Editorial: Terra à vista
Há 19 anos os astrônomos identificaram o primeiro planeta fora do Sistema Solar. Desde então, várias centenas de outros foram localizados. Na quinta-feira, porém, a agência espacial americana (Nasa) anunciou a descoberta tão esperada: o primeiro planeta similar à Terra, capaz, em tese, de sustentar formas complexas de vida.
Foi batizado de Kepler 186-f, nome do telescópio orbital que o identificou (o número indica a estrela que o planeta orbita, e a letra, sua posição entre os demais astros daquele sistema), mas vem sendo chamado de Terra 2.0. Apenas 10% maior do que o globo terrestre, quase certamente rochoso, esse corpo se encontra na "zona habitável", faixa na qual a água se mantém em estado líquido.
Existem cerca de 200 bilhões de estrelas em nossa galáxia, que é somente uma entre bilhões de outras. Sabe-se agora que parte expressiva desses astros conta com sistemas planetários semelhantes ao do Sol. Seria um absurdo estatístico caso a vida surgisse em apenas um desses incontáveis planetas, o nosso.
Além disso, verificou-se na própria Terra que certos microrganismos sobrevivem em condições extremas, o que torna plausível a suposição de que formas rudimentares de vida sejam comuns na galáxia, talvez até nos oceanos internos abrigados em luas de Júpiter e Saturno. Mas é provável que as condições necessárias à eclosão da vida complexa –plantas e animais– sejam mais raras.

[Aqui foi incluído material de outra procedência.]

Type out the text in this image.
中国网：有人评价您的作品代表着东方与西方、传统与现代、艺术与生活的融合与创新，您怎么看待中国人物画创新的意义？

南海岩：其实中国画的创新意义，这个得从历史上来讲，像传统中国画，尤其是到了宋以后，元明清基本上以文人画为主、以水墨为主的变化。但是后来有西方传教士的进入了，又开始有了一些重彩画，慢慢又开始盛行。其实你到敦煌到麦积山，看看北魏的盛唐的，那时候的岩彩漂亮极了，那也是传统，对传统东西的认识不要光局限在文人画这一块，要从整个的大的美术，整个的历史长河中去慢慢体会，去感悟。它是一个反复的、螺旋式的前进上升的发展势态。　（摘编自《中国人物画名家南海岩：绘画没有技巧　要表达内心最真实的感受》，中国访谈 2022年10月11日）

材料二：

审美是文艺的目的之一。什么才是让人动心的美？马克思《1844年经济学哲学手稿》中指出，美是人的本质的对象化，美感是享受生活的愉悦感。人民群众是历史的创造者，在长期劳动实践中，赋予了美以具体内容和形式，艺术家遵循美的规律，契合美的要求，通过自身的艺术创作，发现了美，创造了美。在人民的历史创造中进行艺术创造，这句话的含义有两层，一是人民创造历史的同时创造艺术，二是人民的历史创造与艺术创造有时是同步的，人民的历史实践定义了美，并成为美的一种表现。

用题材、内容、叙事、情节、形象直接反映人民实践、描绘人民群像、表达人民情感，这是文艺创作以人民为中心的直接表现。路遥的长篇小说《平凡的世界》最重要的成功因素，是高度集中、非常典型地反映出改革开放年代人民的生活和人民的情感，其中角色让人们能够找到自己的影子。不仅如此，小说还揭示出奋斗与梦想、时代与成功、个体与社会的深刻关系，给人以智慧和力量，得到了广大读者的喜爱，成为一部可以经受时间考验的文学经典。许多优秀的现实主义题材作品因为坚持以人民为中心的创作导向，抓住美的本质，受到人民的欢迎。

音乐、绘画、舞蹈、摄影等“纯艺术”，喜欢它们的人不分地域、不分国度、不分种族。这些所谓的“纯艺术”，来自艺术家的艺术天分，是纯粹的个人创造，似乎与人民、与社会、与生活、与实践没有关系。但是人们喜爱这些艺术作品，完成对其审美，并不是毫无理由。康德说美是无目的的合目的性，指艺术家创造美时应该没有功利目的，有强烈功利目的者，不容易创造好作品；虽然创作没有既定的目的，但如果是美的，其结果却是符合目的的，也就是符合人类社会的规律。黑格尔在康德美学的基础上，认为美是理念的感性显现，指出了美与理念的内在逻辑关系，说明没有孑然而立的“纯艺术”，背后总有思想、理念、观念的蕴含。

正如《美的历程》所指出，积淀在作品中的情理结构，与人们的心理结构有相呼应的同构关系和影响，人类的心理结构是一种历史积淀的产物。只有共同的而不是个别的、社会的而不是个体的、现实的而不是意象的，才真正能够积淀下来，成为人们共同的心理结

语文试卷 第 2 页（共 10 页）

Cientistas acreditam que a Terra foi favorecida sob outros aspectos, além da distância adequada até o Sol. Um satélite como a Lua, por exemplo, serve de para-raios nas chuvas de asteroides; a inclinação do planeta em relação ao próprio eixo propicia estações regulares.
O telescópio Kepler detecta planetas a partir da redução do brilho da estrela cada vez que eles passam entre nós e ela. Imagina-se que em cerca de dez anos os instrumentos permitam analisar a atmosfera de um planeta como o Terra 2.0 e inferir se ele contém vida e de que tipo.
Seria o maior achado de todos os tempos, mas sua repercussão prática seria pequena. Uma distância intransponível separa a Terra desses mundos (490 anos-luz no caso do Kepler 186-f; mais de quatro da estrela mais próxima ao Sol), o que parece suficiente para nos assegurar uma confortável solidão.